MIT Love 'em or Hate 'em


Has anyone else noticed that audio stores that carry MIT think there is no better cable type and stores that don't carry MIT all think they are terrible. Is this sour grapes or is something else going on here?
bundy
FWIW, I have never been interested in trying out any of the networked cables simply because of the boxes themselves. Can't say anything for 'em or against 'em one way or the other sonically speaking (tho' their prices often do seem a bit excessive), but I suspect I am not alone in my prejudice.
My 2 cents - I love 'em. I think the opposite is true unklecrusty - the better the components the greater the need for a neutral cable. The 350 SG EVO and 350 reference ic's that I use are incredible. There is no sonic signature that I can pinpoint - they disappear and let the music flow in my system, you find out what your components are capable of reproducing in terms of tonality, imaging, and presence. To me, even with MIT 330 series and 750 speaker cables, they get the tone right and all other wire I've tried simply cannot. Instruments sound real. The one weakness with MIT is cost - the reference stuff is outrageously expensive. However, the performance difference between 330 series and 350 series is very significant, like any significant component ugrade in the chain. I like the networks, the higher up the chain you venture - the more and bigger the network. The reference stuff has metal boxes instead of plastic. Asthetically, I think they look cool - purists can't stand the idea of a network, frankly, I don't care - I just strive for satisfaction. As someone mentioned there is alot of passion with regard to MIT and I'm someone is going to passionately blast my post.
love 'em upstream of the preamp... hated them between the pre & the amp...

tweakers delight...
...even if we disagree about what "neutral" means.
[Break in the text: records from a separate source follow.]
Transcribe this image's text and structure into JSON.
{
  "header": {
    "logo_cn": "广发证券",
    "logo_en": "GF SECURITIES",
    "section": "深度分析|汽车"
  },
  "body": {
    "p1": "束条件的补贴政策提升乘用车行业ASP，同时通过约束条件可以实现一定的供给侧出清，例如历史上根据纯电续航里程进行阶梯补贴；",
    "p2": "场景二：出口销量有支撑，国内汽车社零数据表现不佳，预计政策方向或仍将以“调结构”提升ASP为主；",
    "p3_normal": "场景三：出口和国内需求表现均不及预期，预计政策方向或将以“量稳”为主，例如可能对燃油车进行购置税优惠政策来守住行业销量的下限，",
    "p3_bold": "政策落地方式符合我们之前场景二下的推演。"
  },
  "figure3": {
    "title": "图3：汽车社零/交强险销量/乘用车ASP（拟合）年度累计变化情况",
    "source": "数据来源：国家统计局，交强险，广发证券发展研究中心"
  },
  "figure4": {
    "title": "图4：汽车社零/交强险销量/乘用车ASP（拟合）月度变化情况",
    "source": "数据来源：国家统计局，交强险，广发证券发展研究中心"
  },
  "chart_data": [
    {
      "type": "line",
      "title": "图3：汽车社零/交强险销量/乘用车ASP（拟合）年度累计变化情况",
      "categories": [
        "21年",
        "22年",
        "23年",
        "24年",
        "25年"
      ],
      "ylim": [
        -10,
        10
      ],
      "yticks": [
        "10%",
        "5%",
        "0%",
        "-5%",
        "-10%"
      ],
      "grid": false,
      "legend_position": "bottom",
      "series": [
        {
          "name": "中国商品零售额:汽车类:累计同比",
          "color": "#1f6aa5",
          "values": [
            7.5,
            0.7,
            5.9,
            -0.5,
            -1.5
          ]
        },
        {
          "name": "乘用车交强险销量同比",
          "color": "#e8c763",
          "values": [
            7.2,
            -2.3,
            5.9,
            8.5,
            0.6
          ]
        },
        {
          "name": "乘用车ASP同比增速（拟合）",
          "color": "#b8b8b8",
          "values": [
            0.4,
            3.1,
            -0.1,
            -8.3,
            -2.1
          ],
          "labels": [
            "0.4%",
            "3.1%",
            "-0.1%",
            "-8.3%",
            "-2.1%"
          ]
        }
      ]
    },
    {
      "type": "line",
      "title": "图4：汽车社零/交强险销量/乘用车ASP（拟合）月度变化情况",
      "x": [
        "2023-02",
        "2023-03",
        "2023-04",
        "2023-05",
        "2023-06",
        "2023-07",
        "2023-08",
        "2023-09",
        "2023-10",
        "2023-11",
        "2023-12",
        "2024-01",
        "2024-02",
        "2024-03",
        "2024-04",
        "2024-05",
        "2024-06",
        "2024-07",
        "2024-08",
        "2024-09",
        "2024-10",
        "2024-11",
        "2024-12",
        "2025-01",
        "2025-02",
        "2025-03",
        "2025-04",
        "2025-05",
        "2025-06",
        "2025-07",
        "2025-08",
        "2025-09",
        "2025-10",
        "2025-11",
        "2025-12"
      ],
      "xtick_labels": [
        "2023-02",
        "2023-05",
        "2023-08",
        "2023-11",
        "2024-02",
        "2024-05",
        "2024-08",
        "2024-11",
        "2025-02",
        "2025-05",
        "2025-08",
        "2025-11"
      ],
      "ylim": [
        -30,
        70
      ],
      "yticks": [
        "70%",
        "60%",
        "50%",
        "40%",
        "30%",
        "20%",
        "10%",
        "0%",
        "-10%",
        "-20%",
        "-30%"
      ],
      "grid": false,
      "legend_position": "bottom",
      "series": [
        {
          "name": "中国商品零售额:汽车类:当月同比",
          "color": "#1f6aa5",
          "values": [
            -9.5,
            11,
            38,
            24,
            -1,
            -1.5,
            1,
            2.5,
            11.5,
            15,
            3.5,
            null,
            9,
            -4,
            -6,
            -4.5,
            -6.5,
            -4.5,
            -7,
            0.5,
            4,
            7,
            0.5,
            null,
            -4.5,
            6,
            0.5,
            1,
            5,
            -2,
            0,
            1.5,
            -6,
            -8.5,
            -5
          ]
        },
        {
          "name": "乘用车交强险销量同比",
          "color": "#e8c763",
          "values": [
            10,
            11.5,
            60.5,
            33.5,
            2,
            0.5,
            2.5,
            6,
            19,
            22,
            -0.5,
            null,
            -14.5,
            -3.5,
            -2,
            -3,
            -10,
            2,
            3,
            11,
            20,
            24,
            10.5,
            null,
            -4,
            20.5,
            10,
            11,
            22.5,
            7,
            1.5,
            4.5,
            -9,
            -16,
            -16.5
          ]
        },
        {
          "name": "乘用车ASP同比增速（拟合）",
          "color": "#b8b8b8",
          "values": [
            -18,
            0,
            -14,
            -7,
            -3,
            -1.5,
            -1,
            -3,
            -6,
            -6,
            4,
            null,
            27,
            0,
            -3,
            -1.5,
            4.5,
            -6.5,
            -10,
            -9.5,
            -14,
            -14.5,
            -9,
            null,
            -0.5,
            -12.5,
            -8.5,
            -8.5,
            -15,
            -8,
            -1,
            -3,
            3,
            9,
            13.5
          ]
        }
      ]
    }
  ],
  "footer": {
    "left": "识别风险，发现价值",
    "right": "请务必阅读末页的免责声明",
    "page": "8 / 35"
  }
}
I've got some pretty expensive and hi res products going in my rig, and I've tried some of the top macigbox reference cables for loudspeakers and interconnects - gave a long chance - but they just did something to the sound that I didn't like. It got all extra detailed on top and bottom but the midrange disappeared - like someone eq'd my system with a 'disco curve' bump the highs and lows and suck out the middle. It didn't sound like natural music to my ears (I listen to a lot of acoustic guitar/vocal stuff).

Regardless - it just doesn't make sense to this old hack that some "network" (fancy name for filter) on a cable can make a megabuck high resolution system perform better than its designers intended it to perform. Passive "networks" work by taking something out of the signal. "Power Factor Correction" is essentially parallel capacitance - fine for induction motor systems and power supplies - but mixed with the essential series L of the circuit that it is hooked into you get a second order low pass filter.

You say you like it. Great. I'll never argue with you about what you like. All I've been saying is call it for what it is and don't pretend its something magical and unknowable - I realize that many folks need to imagine that it's too complicated to grasp in order to justify spending big money on sexy boxes, and for them ... well, I never quarrel with religeous people because there's way too much 'faith' in the argument and I like proof.

And proof is really where alot of this bug me. You can buy a kazillion dollar amplifier, speaker, preamp, cd player, whatever ... whip out your screwdriver and have a look inside and see what they are doing and where your money has gone. With these magicbox cables, everything is a big secret and sealed up inside so you can't see what you spent your money on. You have to take it all on faith if you're going to opt in.